There a several ways to avoid overplotting of labels or squeezing the plot area or to improve readability in general. Which of the proposed solutions is most suitable will depend on the lengths of the labels and the number of bars, and a number of other factors. So, you will probably have to play around.
Dummy data
Unfortunately, the OP hasn't included a reproducible example, so we we have to make up our own data:
V1 <- c("Long label", "Longer label", "An even longer label",
"A very, very long label", "An extremely long label",
"Long, longer, longest label of all possible labels",
"Another label", "Short", "Not so short label")
df <- data.frame(V1, V2 = nchar(V1))
yaxis_label <- "A rather long axis label of character counts"
"Standard" bar chart
Labels on the x-axis are printed upright, overplotting each other:
library(ggplot2) # version 2.2.0+
p <- ggplot(df, aes(V1, V2)) + geom_col() + xlab(NULL) +
ylab(yaxis_label)
p
Note that the recently added geom_col()
instead of geom_bar(stat="identity")
is being used.
OP's approach: rotate labels
Labels on x-axis are rotated by 90° degrees, squeezing the plot area:
p + theme(axis.text.x = element_text(angle = 90))
Horizontal bar chart
All labels (including the y-axis label) are printed upright, improving readability but still squeezing the plot area (but to a lesser extent as the chart is in landscape format):
p + coord_flip()
Vertical bar chart with labels wrapped
Labels are printed upright, avoiding overplotting, squeezing of plot area is reduced.
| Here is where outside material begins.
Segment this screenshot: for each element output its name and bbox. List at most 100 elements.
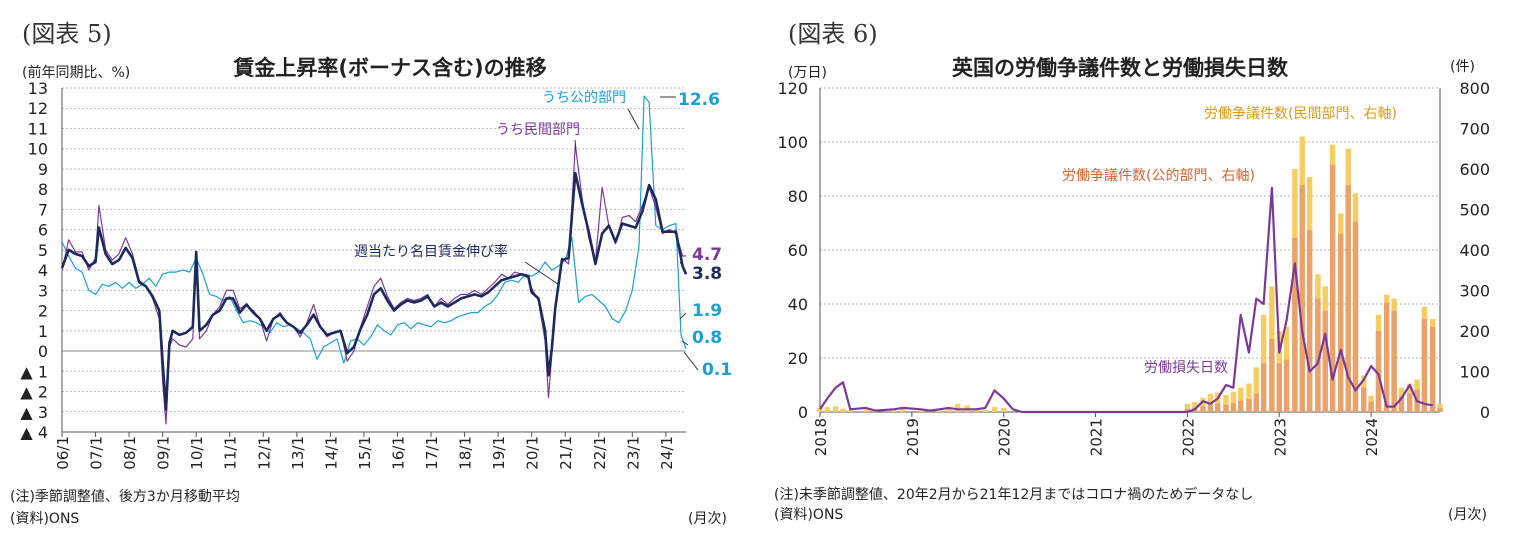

You may have to play around with the width
parameter to stringr::str_wrap
.
q <- p + aes(stringr::str_wrap(V1, 15), V2) + xlab(NULL) +
ylab(yaxis_label)
q
Horizontal bar chart with labels wrapped
My favorite approach: All labels are printed upright, improving readability,
squeezing of plot area are is reduced. Again, you may have to play around with the width
parameter to stringr::str_wrap
to control the number of lines the labels are split into.
q + coord_flip()
Addendum: Abbreviate labels using scale_x_discrete()
For the sake of completeness, it should be mentioned that ggplot2
is able to abbreviate labels. In this case, I find the result disappointing.